Le football africain et le mondial 2026 : un diagnostic sans concession d’Ousmane Sonko

Ousmane Sonko analyse les faiblesses du football africain après le mondial 2026

À l’issue d’une Coupe du monde 2026 marquée par des éliminations précoces de plusieurs sélections africaines, Ousmane Sonko, figure politique sénégalaise, dresse un constat sans fard. Malgré l’élargissement du tournoi, les défis structurels du football continental persistent et appellent à une réforme profonde.

Lors d’un échange récent, Ousmane Sonko, président de l’Assemblée nationale et leader du mouvement Pastef/Les Patriotes, a analysé avec franchise la performance des équipes africaines lors du mondial 2026. Une compétition qui, malgré l’accroissement du nombre de participants, a révélé des lacunes persistantes.

L’élargissement du Mondial, salué comme une avancée pour l’Afrique, ne doit pas être perçu comme une faveur accordée à la région, selon ses propos. Il s’agit plutôt d’une conséquence logique des décisions prises par la FIFA. Pourtant, les résultats obtenus par les sélections africaines interrogent sur leur capacité à rivaliser avec les meilleures équipes mondiales.

Sans entrer dans les polémiques liées à l’organisation du tournoi, Ousmane Sonko a pointé du doigt les insuffisances internes qui freinent l’essor du football africain. Parmi celles-ci, la gestion des équipes, l’administration des fédérations et le manque de rigueur disciplinaire occupent une place centrale. Des faiblesses qui, selon lui, expliquent en grande partie les parcours décevants enregistrés, à l’image du Sénégal, pourtant favori dans son groupe.

Les failles structurelles du football africain mises en lumière

Pour Ousmane Sonko, la Coupe du monde 2026 a surtout servi de révélateur. « Ce Mondial nous a surtout rappelé nos faiblesses persistantes », a-t-il déclaré, insistant sur la nécessité d’une remise en question immédiate. Les performances en deçà des attentes des équipes africaines, malgré leur potentiel, soulignent des problèmes systémiques qu’il convient de corriger sans délai.

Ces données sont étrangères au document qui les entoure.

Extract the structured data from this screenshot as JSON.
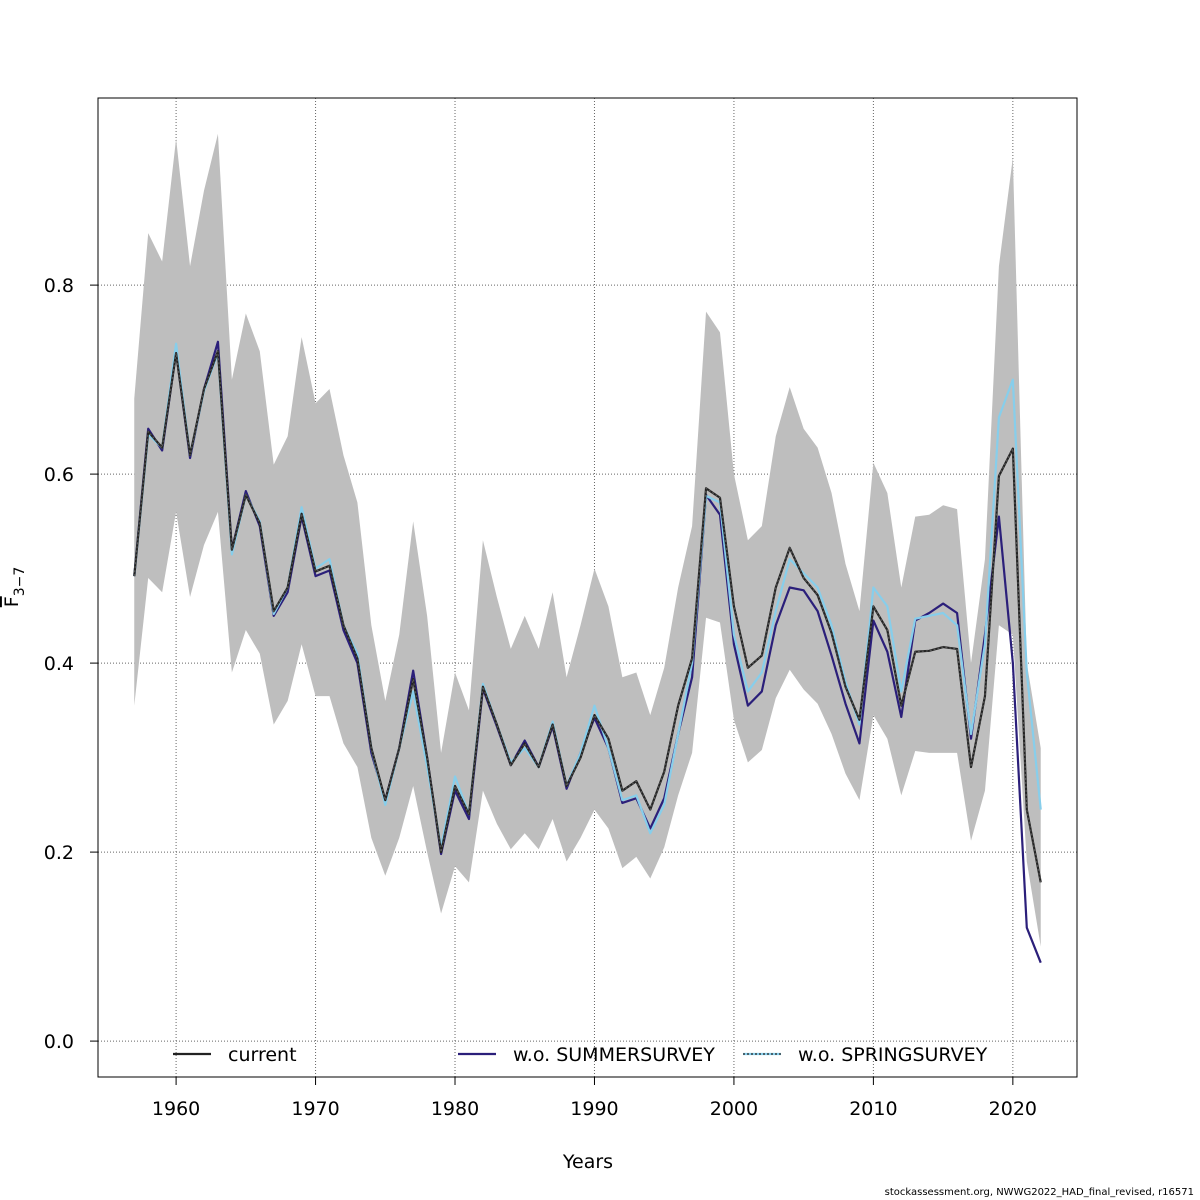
{
  "footer_text": "stockassessment.org, NWWG2022_HAD_final_revised, r16571",
  "chart_data": {
    "type": "line",
    "title": "",
    "xlabel": "Years",
    "ylabel": "F̅₃₋₇",
    "ylabel_main": "F",
    "ylabel_sub": "3−7",
    "xlim": [
      1954.4,
      2024.6
    ],
    "ylim": [
      -0.038,
      0.998
    ],
    "xticks": [
      1960,
      1970,
      1980,
      1990,
      2000,
      2010,
      2020
    ],
    "xtick_labels": [
      "1960",
      "1970",
      "1980",
      "1990",
      "2000",
      "2010",
      "2020"
    ],
    "yticks": [
      0.0,
      0.2,
      0.4,
      0.6,
      0.8
    ],
    "ytick_labels": [
      "0.0",
      "0.2",
      "0.4",
      "0.6",
      "0.8"
    ],
    "grid": true,
    "legend_position": "bottom",
    "x": [
      1957,
      1958,
      1959,
      1960,
      1961,
      1962,
      1963,
      1964,
      1965,
      1966,
      1967,
      1968,
      1969,
      1970,
      1971,
      1972,
      1973,
      1974,
      1975,
      1976,
      1977,
      1978,
      1979,
      1980,
      1981,
      1982,
      1983,
      1984,
      1985,
      1986,
      1987,
      1988,
      1989,
      1990,
      1991,
      1992,
      1993,
      1994,
      1995,
      1996,
      1997,
      1998,
      1999,
      2000,
      2001,
      2002,
      2003,
      2004,
      2005,
      2006,
      2007,
      2008,
      2009,
      2010,
      2011,
      2012,
      2013,
      2014,
      2015,
      2016,
      2017,
      2018,
      2019,
      2020,
      2021,
      2022
    ],
    "confidence_band": {
      "color": "#bebebe",
      "upper": [
        0.68,
        0.855,
        0.825,
        0.955,
        0.82,
        0.9,
        0.96,
        0.7,
        0.77,
        0.73,
        0.61,
        0.64,
        0.745,
        0.675,
        0.69,
        0.62,
        0.57,
        0.44,
        0.36,
        0.43,
        0.55,
        0.45,
        0.305,
        0.39,
        0.35,
        0.53,
        0.47,
        0.415,
        0.45,
        0.415,
        0.475,
        0.385,
        0.44,
        0.5,
        0.46,
        0.385,
        0.39,
        0.345,
        0.395,
        0.48,
        0.545,
        0.772,
        0.75,
        0.6,
        0.53,
        0.545,
        0.64,
        0.692,
        0.648,
        0.628,
        0.58,
        0.505,
        0.455,
        0.612,
        0.58,
        0.48,
        0.555,
        0.557,
        0.567,
        0.563,
        0.4,
        0.51,
        0.82,
        0.935,
        0.4,
        0.31
      ],
      "lower": [
        0.355,
        0.49,
        0.475,
        0.56,
        0.47,
        0.525,
        0.56,
        0.39,
        0.435,
        0.41,
        0.335,
        0.36,
        0.42,
        0.365,
        0.365,
        0.315,
        0.29,
        0.215,
        0.175,
        0.215,
        0.27,
        0.2,
        0.135,
        0.185,
        0.168,
        0.265,
        0.23,
        0.203,
        0.22,
        0.203,
        0.235,
        0.19,
        0.215,
        0.245,
        0.225,
        0.183,
        0.195,
        0.172,
        0.205,
        0.26,
        0.305,
        0.448,
        0.443,
        0.34,
        0.295,
        0.308,
        0.363,
        0.393,
        0.372,
        0.357,
        0.325,
        0.283,
        0.255,
        0.345,
        0.32,
        0.26,
        0.307,
        0.305,
        0.305,
        0.305,
        0.212,
        0.265,
        0.44,
        0.43,
        0.19,
        0.1
      ]
    },
    "series": [
      {
        "name": "current",
        "color": "#222222",
        "dashed_overlay": "#555555",
        "values": [
          0.492,
          0.645,
          0.628,
          0.728,
          0.62,
          0.69,
          0.73,
          0.52,
          0.578,
          0.548,
          0.455,
          0.48,
          0.558,
          0.497,
          0.503,
          0.44,
          0.405,
          0.31,
          0.255,
          0.31,
          0.383,
          0.3,
          0.2,
          0.27,
          0.24,
          0.375,
          0.335,
          0.292,
          0.315,
          0.29,
          0.335,
          0.27,
          0.3,
          0.345,
          0.32,
          0.265,
          0.275,
          0.245,
          0.285,
          0.355,
          0.405,
          0.585,
          0.575,
          0.46,
          0.395,
          0.408,
          0.48,
          0.522,
          0.49,
          0.472,
          0.432,
          0.375,
          0.34,
          0.46,
          0.435,
          0.355,
          0.412,
          0.413,
          0.417,
          0.415,
          0.29,
          0.365,
          0.598,
          0.627,
          0.245,
          0.168
        ]
      },
      {
        "name": "w.o. SUMMERSURVEY",
        "color": "#2b1f7a",
        "values": [
          0.492,
          0.648,
          0.625,
          0.73,
          0.617,
          0.69,
          0.74,
          0.52,
          0.582,
          0.545,
          0.45,
          0.475,
          0.555,
          0.492,
          0.498,
          0.435,
          0.4,
          0.305,
          0.255,
          0.31,
          0.392,
          0.3,
          0.198,
          0.265,
          0.235,
          0.373,
          0.333,
          0.292,
          0.318,
          0.29,
          0.333,
          0.267,
          0.305,
          0.342,
          0.31,
          0.252,
          0.257,
          0.225,
          0.257,
          0.325,
          0.385,
          0.578,
          0.557,
          0.42,
          0.355,
          0.37,
          0.44,
          0.48,
          0.477,
          0.455,
          0.408,
          0.357,
          0.315,
          0.445,
          0.412,
          0.343,
          0.445,
          0.453,
          0.463,
          0.453,
          0.32,
          0.43,
          0.555,
          0.4,
          0.12,
          0.083
        ]
      },
      {
        "name": "w.o. SPRINGSURVEY",
        "color": "#87ceeb",
        "values": [
          0.492,
          0.642,
          0.628,
          0.738,
          0.62,
          0.688,
          0.728,
          0.515,
          0.578,
          0.55,
          0.452,
          0.48,
          0.565,
          0.5,
          0.51,
          0.44,
          0.41,
          0.31,
          0.25,
          0.31,
          0.37,
          0.29,
          0.205,
          0.28,
          0.24,
          0.378,
          0.335,
          0.295,
          0.31,
          0.29,
          0.338,
          0.27,
          0.305,
          0.355,
          0.31,
          0.255,
          0.26,
          0.22,
          0.25,
          0.325,
          0.4,
          0.577,
          0.57,
          0.43,
          0.37,
          0.39,
          0.455,
          0.51,
          0.495,
          0.48,
          0.44,
          0.38,
          0.335,
          0.48,
          0.46,
          0.37,
          0.447,
          0.45,
          0.453,
          0.44,
          0.325,
          0.42,
          0.66,
          0.7,
          0.39,
          0.245
        ]
      }
    ]
  }
}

Interrogé sur la qualité des équipes encore en lice dans le tournoi, il a nuancé son propos. Certaines formations encore en compétition ne sont pas nécessairement supérieures à celles qui ont été éliminées. Cette observation renforce l’idée que les revers subis par les sélections africaines ne sont pas uniquement imputables à la force des adversaires, mais bien à des carences internes.

Malgré ce diagnostic critique, Ousmane Sonko a tenu à souligner l’importance de l’esprit sportif. Reconnaître le mérite des équipes victorieuses est essentiel, même si le football africain doit impérativement progresser pour revenir au premier plan des compétitions internationales.